@Michael Freimann
What follows is not an answer. It is just an aside comment, that might interest some readers.
The kind of matrices considered in this question can be described by the following formula for their coefficients
$$A_{ij}=a_{min(i,j)}$$ for a given sequence $a_1,a_2,...a_n$, this sequence being here {a,b,c,d}.
Their inverses have a tridiagonal form with simple coefficients.

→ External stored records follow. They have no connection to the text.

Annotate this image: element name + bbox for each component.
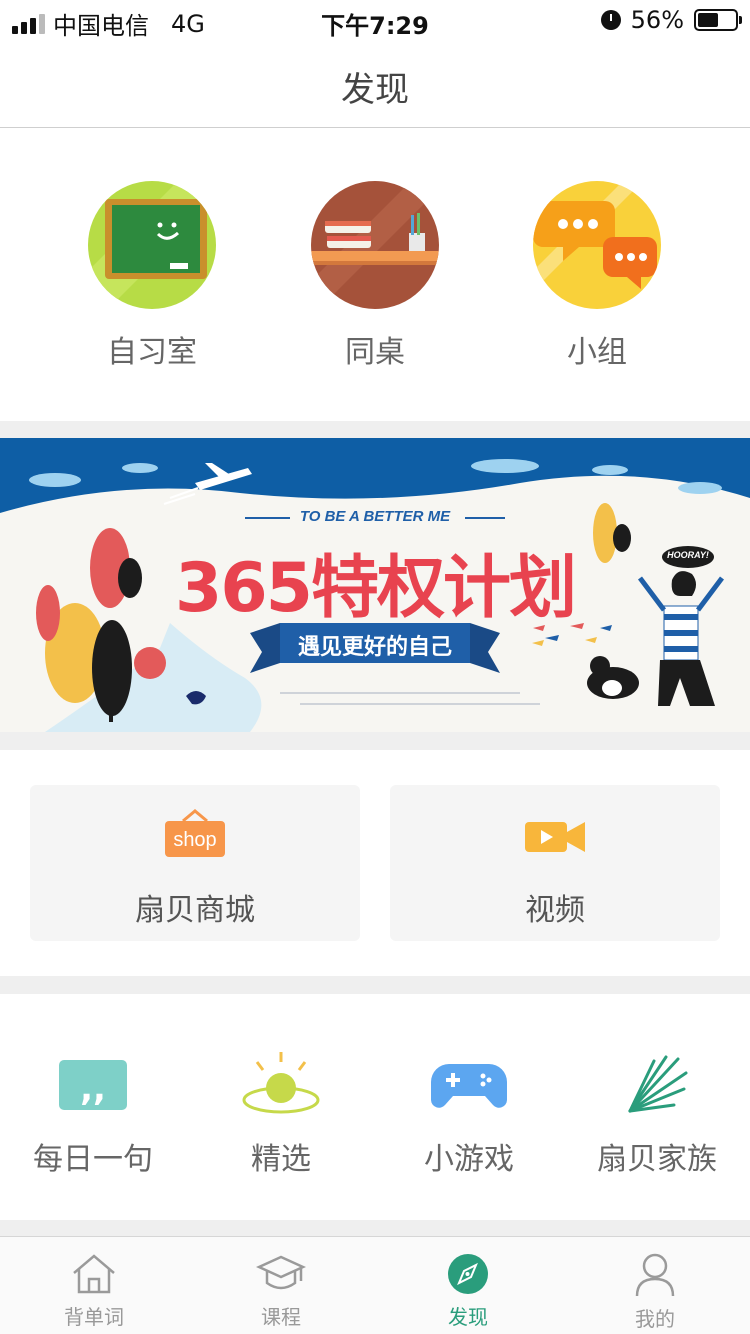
chalkboard-icon — [88, 181, 216, 309]
sunrise-icon — [188, 1050, 374, 1120]
top-entries: 自习室 同桌 小组 — [0, 129, 750, 421]
banner-speech-bubble: HOORAY! — [667, 550, 709, 560]
daily-sentence-label: 每日一句 — [33, 1142, 153, 1177]
tab-vocabulary[interactable]: 背单词 — [0, 1253, 188, 1330]
tab-courses-label: 课程 — [261, 1305, 301, 1329]
featured-label: 精选 — [251, 1142, 311, 1177]
page-title: 发现 — [341, 70, 409, 110]
group-entry[interactable]: 小组 — [497, 181, 697, 371]
bookshelf-icon — [311, 181, 439, 309]
user-icon — [635, 1253, 675, 1297]
shop-card-label: 扇贝商城 — [135, 893, 255, 928]
tab-discover-label: 发现 — [448, 1305, 488, 1329]
banner-tagline: TO BE A BETTER ME — [299, 508, 451, 525]
tab-courses[interactable]: 课程 — [187, 1253, 375, 1330]
gamepad-icon — [376, 1050, 562, 1120]
divider — [0, 1220, 750, 1236]
daily-sentence-entry[interactable]: ,, 每日一句 — [0, 1050, 186, 1178]
divider — [0, 421, 750, 438]
tab-vocabulary-label: 背单词 — [64, 1305, 124, 1329]
status-bar: 中国电信 4G 下午7:29 56% — [0, 0, 750, 40]
tab-bar: 背单词 课程 发现 我的 — [0, 1236, 750, 1334]
mini-games-entry[interactable]: 小游戏 — [376, 1050, 562, 1178]
study-room-label: 自习室 — [107, 335, 197, 370]
study-room-entry[interactable]: 自习室 — [52, 181, 252, 371]
leaf-burst-icon — [564, 1050, 750, 1120]
graduation-cap-icon — [255, 1255, 307, 1290]
deskmate-entry[interactable]: 同桌 — [275, 181, 475, 371]
video-card-label: 视频 — [525, 893, 585, 928]
shop-icon: shop — [165, 809, 225, 857]
shanbay-family-label: 扇贝家族 — [597, 1142, 717, 1177]
deskmate-label: 同桌 — [345, 335, 405, 370]
divider — [0, 976, 750, 994]
battery-percent: 56% — [630, 6, 684, 34]
divider — [0, 732, 750, 750]
video-card[interactable]: 视频 — [390, 785, 720, 941]
shop-icon-text: shop — [173, 829, 216, 851]
compass-icon — [448, 1254, 488, 1294]
chat-bubbles-icon — [533, 181, 661, 309]
alarm-icon — [600, 10, 621, 30]
group-label: 小组 — [567, 335, 627, 370]
battery-fill — [698, 13, 719, 27]
home-icon — [73, 1254, 115, 1294]
mini-games-label: 小游戏 — [424, 1142, 514, 1177]
nav-bar: 发现 — [0, 40, 750, 128]
shanbay-family-entry[interactable]: 扇贝家族 — [564, 1050, 750, 1178]
tab-discover[interactable]: 发现 — [374, 1253, 562, 1330]
status-right: 56% — [600, 6, 742, 34]
svg-text:,,: ,, — [80, 1069, 106, 1109]
featured-entry[interactable]: 精选 — [188, 1050, 374, 1178]
tab-profile-label: 我的 — [635, 1307, 675, 1331]
banner-title: 365特权计划 — [175, 549, 577, 628]
tab-profile[interactable]: 我的 — [561, 1253, 749, 1332]
battery-icon — [694, 9, 742, 31]
video-camera-icon — [525, 822, 585, 852]
promo-banner[interactable]: TO BE A BETTER ME 365特权计划 遇见更好的自己 HOORAY… — [0, 438, 750, 732]
quote-icon: ,, — [0, 1050, 186, 1120]
banner-subtitle: 遇见更好的自己 — [297, 635, 452, 660]
shop-card[interactable]: shop 扇贝商城 — [30, 785, 360, 941]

For example, here:
$A^{-1}=\begin{pmatrix} \frac{1}{a} + \frac{1}{b-a}&\frac{1}{a - b}&0&0\\
\frac{1}{a - b}&\frac{1}{b-a} + \frac{1}{c-b}&\frac{1}{b - c}&0\\
0&\frac{1}{b - c}&\frac{1}{c-b} + \frac{1}{d-c }&\frac{1}{c - d}\\
0&0&\frac{1}{c - d}&\frac{1}{d-c}\end{pmatrix}$
In particular, when $a=b=c=d=1$,
$$\text{The inverse of} \ \ \begin{pmatrix}
1&1&1&1\\
1&2&2&2\\
1&2&3&3\\
1&2&3&4
\end{pmatrix} \ \ \text{is} \ \
\frac{1}{2}\begin{pmatrix} 2&-1&0&0\\
-1&2&-1&0\\
0&-1&2&-1\\
0&0&-1&1\end{pmatrix}
$$
One can recognized in the last matrix an approximation of the opposite of the second derivative, a very important matrix in numerical analysis: see this (slides 10, 29, 35, 37, 42...).

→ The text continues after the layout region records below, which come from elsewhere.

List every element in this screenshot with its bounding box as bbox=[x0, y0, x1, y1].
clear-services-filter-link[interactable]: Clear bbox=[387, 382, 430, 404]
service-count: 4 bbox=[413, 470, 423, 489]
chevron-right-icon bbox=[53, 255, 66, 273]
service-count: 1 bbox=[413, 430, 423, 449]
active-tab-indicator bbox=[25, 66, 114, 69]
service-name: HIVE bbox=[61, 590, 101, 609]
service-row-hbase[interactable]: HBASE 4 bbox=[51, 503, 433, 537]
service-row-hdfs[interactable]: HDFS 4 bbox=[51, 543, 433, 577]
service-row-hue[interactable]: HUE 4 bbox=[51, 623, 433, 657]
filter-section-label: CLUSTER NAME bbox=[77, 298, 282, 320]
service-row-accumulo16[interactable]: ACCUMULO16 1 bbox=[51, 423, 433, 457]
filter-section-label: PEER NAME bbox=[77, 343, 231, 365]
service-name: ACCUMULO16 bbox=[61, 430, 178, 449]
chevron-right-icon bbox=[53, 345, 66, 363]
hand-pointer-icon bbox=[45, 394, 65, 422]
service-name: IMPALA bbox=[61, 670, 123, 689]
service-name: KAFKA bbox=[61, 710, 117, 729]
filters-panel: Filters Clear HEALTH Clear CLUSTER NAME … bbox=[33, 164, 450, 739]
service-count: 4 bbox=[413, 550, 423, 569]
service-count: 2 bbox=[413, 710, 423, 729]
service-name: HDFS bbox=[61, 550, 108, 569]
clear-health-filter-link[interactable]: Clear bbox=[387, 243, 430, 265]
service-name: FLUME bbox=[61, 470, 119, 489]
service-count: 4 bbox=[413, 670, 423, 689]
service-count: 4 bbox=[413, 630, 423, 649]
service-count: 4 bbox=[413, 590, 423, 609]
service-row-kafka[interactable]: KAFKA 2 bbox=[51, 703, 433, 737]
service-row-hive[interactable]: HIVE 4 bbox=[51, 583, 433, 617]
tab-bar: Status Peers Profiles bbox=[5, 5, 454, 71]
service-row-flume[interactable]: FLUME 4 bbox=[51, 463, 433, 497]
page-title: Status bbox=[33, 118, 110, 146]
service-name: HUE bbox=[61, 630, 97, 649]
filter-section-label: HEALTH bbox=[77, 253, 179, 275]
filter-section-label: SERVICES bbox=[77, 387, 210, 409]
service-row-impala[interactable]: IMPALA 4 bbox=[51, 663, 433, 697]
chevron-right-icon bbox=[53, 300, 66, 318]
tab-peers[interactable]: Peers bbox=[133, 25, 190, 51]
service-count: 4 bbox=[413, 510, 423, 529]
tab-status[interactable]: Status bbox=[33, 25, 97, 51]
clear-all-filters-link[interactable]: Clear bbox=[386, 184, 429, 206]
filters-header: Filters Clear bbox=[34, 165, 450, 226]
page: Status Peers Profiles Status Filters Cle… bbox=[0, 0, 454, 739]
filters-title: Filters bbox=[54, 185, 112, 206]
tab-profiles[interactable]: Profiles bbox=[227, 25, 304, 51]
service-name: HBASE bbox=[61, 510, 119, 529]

This is in clear connection with the decomposition given by @user1551, which, for $a=c=d=1$, gives:
$$A=\pmatrix{1&0&0&0\\ 1&1&0&0\\ 1&1&1&0\\ 1&1&1&1}
\pmatrix{1&1&1&1\\ 0&1&1&1\\ 0&0&1&1\\ 0&0&0&1}$$
which is equivalent to a double discrete integration operator.
Of course, this property extends naturally to any dimension. Moreover, it has a nice correspondence with the "continuous world": see this.